The district court began its analysis by stating that de facto anti-assignment provisions include provisions which require payment of some portion of the proceeds or profit realized upon assignment, like the provision in the Lease. The court found that the provision at issue conditioned assignment because it required the Debtors to pay Antone 50 percent of net profits received if the Debtors assigned the Lease, which would result in a diminished distribution to all other creditors. The court ruled that, as a matter of law, the profit-sharing provision in the Lease was unenforceable under section 365(f)(1).

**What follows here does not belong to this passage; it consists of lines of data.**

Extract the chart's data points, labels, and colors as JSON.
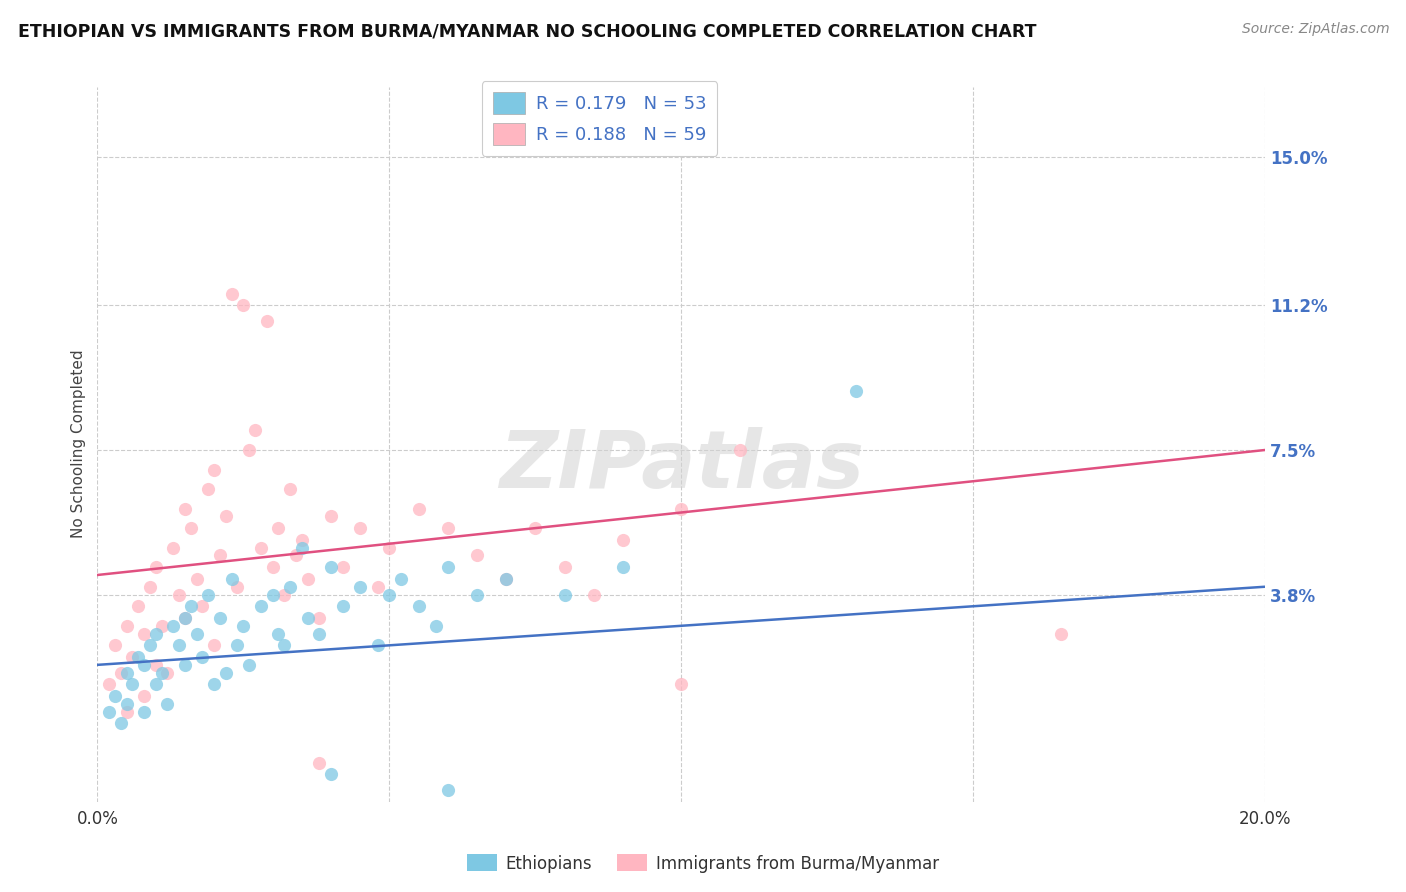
{
  "title": "ETHIOPIAN VS IMMIGRANTS FROM BURMA/MYANMAR NO SCHOOLING COMPLETED CORRELATION CHART",
  "source": "Source: ZipAtlas.com",
  "ylabel": "No Schooling Completed",
  "ytick_labels": [
    "15.0%",
    "11.2%",
    "7.5%",
    "3.8%"
  ],
  "ytick_values": [
    0.15,
    0.112,
    0.075,
    0.038
  ],
  "xlim": [
    0.0,
    0.2
  ],
  "ylim": [
    -0.015,
    0.168
  ],
  "R_blue": 0.179,
  "N_blue": 53,
  "R_pink": 0.188,
  "N_pink": 59,
  "watermark": "ZIPatlas",
  "legend_label_blue": "Ethiopians",
  "legend_label_pink": "Immigrants from Burma/Myanmar",
  "blue_color": "#7ec8e3",
  "pink_color": "#ffb6c1",
  "blue_line_color": "#4472c4",
  "pink_line_color": "#e05080",
  "blue_line_x0": 0.0,
  "blue_line_y0": 0.02,
  "blue_line_x1": 0.2,
  "blue_line_y1": 0.04,
  "pink_line_x0": 0.0,
  "pink_line_y0": 0.043,
  "pink_line_x1": 0.2,
  "pink_line_y1": 0.075,
  "blue_scatter": [
    [
      0.002,
      0.008
    ],
    [
      0.003,
      0.012
    ],
    [
      0.004,
      0.005
    ],
    [
      0.005,
      0.018
    ],
    [
      0.005,
      0.01
    ],
    [
      0.006,
      0.015
    ],
    [
      0.007,
      0.022
    ],
    [
      0.008,
      0.008
    ],
    [
      0.008,
      0.02
    ],
    [
      0.009,
      0.025
    ],
    [
      0.01,
      0.015
    ],
    [
      0.01,
      0.028
    ],
    [
      0.011,
      0.018
    ],
    [
      0.012,
      0.01
    ],
    [
      0.013,
      0.03
    ],
    [
      0.014,
      0.025
    ],
    [
      0.015,
      0.032
    ],
    [
      0.015,
      0.02
    ],
    [
      0.016,
      0.035
    ],
    [
      0.017,
      0.028
    ],
    [
      0.018,
      0.022
    ],
    [
      0.019,
      0.038
    ],
    [
      0.02,
      0.015
    ],
    [
      0.021,
      0.032
    ],
    [
      0.022,
      0.018
    ],
    [
      0.023,
      0.042
    ],
    [
      0.024,
      0.025
    ],
    [
      0.025,
      0.03
    ],
    [
      0.026,
      0.02
    ],
    [
      0.028,
      0.035
    ],
    [
      0.03,
      0.038
    ],
    [
      0.031,
      0.028
    ],
    [
      0.032,
      0.025
    ],
    [
      0.033,
      0.04
    ],
    [
      0.035,
      0.05
    ],
    [
      0.036,
      0.032
    ],
    [
      0.038,
      0.028
    ],
    [
      0.04,
      0.045
    ],
    [
      0.042,
      0.035
    ],
    [
      0.045,
      0.04
    ],
    [
      0.048,
      0.025
    ],
    [
      0.05,
      0.038
    ],
    [
      0.052,
      0.042
    ],
    [
      0.055,
      0.035
    ],
    [
      0.058,
      0.03
    ],
    [
      0.06,
      0.045
    ],
    [
      0.065,
      0.038
    ],
    [
      0.07,
      0.042
    ],
    [
      0.08,
      0.038
    ],
    [
      0.09,
      0.045
    ],
    [
      0.13,
      0.09
    ],
    [
      0.04,
      -0.008
    ],
    [
      0.06,
      -0.012
    ]
  ],
  "pink_scatter": [
    [
      0.002,
      0.015
    ],
    [
      0.003,
      0.025
    ],
    [
      0.004,
      0.018
    ],
    [
      0.005,
      0.03
    ],
    [
      0.005,
      0.008
    ],
    [
      0.006,
      0.022
    ],
    [
      0.007,
      0.035
    ],
    [
      0.008,
      0.012
    ],
    [
      0.008,
      0.028
    ],
    [
      0.009,
      0.04
    ],
    [
      0.01,
      0.02
    ],
    [
      0.01,
      0.045
    ],
    [
      0.011,
      0.03
    ],
    [
      0.012,
      0.018
    ],
    [
      0.013,
      0.05
    ],
    [
      0.014,
      0.038
    ],
    [
      0.015,
      0.06
    ],
    [
      0.015,
      0.032
    ],
    [
      0.016,
      0.055
    ],
    [
      0.017,
      0.042
    ],
    [
      0.018,
      0.035
    ],
    [
      0.019,
      0.065
    ],
    [
      0.02,
      0.025
    ],
    [
      0.02,
      0.07
    ],
    [
      0.021,
      0.048
    ],
    [
      0.022,
      0.058
    ],
    [
      0.023,
      0.115
    ],
    [
      0.024,
      0.04
    ],
    [
      0.025,
      0.112
    ],
    [
      0.026,
      0.075
    ],
    [
      0.027,
      0.08
    ],
    [
      0.028,
      0.05
    ],
    [
      0.029,
      0.108
    ],
    [
      0.03,
      0.045
    ],
    [
      0.031,
      0.055
    ],
    [
      0.032,
      0.038
    ],
    [
      0.033,
      0.065
    ],
    [
      0.034,
      0.048
    ],
    [
      0.035,
      0.052
    ],
    [
      0.036,
      0.042
    ],
    [
      0.038,
      0.032
    ],
    [
      0.04,
      0.058
    ],
    [
      0.042,
      0.045
    ],
    [
      0.045,
      0.055
    ],
    [
      0.048,
      0.04
    ],
    [
      0.05,
      0.05
    ],
    [
      0.055,
      0.06
    ],
    [
      0.06,
      0.055
    ],
    [
      0.065,
      0.048
    ],
    [
      0.07,
      0.042
    ],
    [
      0.075,
      0.055
    ],
    [
      0.08,
      0.045
    ],
    [
      0.085,
      0.038
    ],
    [
      0.09,
      0.052
    ],
    [
      0.1,
      0.06
    ],
    [
      0.11,
      0.075
    ],
    [
      0.165,
      0.028
    ],
    [
      0.038,
      -0.005
    ],
    [
      0.1,
      0.015
    ]
  ]
}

The district court noted that other courts considering this issue have similarly refused to enforce profit-sharing provisions as anti-assignment provisions and that Antone failed to cite any decisions to the contrary. It rejected Antone’s argument that this case is factually distinguishable from other cases invalidating profit-sharing provisions under section 365(f)(1).
The court also concluded that Antone mistakenly relied on cases involving the enforceability of rights of first refusal and cross-default provisions. The court explained that, unlike a profit-sharing provision, which extracts value from the estate, a right of first refusal could benefit the estate by creating a bidding war between potential purchasers. Moreover, the court noted, cases involving cross-default provisions are inapposite because they deal with provisions in one or more economically interdependent contracts, as distinguished from different provisions in a single contract.

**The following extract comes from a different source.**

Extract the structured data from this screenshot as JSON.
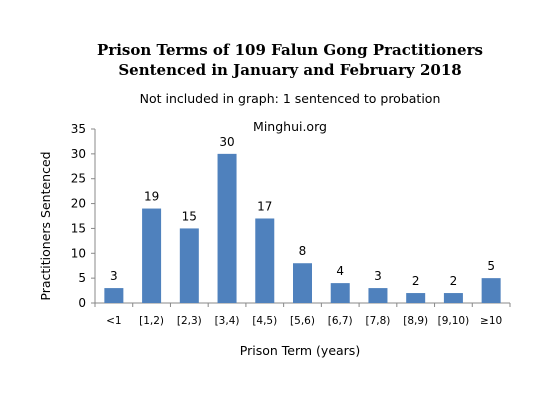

In so ruling, the district court agreed with the reasoning in Great Atlantic, where the district court affirmed a ruling invalidating a profit-sharing provision under section 365(f)(1) as a matter of law. In Great Atlantic, the court rejected the landlord’s argument that the profit-sharing provision should be enforced due to the parties’ bargained-for exchange in resolving litigation over the debtor’s prior defaults. The district court concluded that: (i) the landlord’s interest had to yield to the policy interest of maximizing the value of the estate for the benefit of all creditors; and (ii) the bankruptcy court was not required to balance the equities, given the unenforceability of the profit-sharing provision as a matter of law.
Haggen Holdings is consistent with other rulings on the application of section 365(f)(1). The purpose of assumption and assignment of executory contracts and unexpired leases—maximization of value for the benefit of the bankruptcy estate and creditors—is a fundamental bankruptcy policy. Section 365(f)(1) accordingly is read broadly to render unenforceable a wide range of contract provisions that prohibit, restrict, or condition assignment.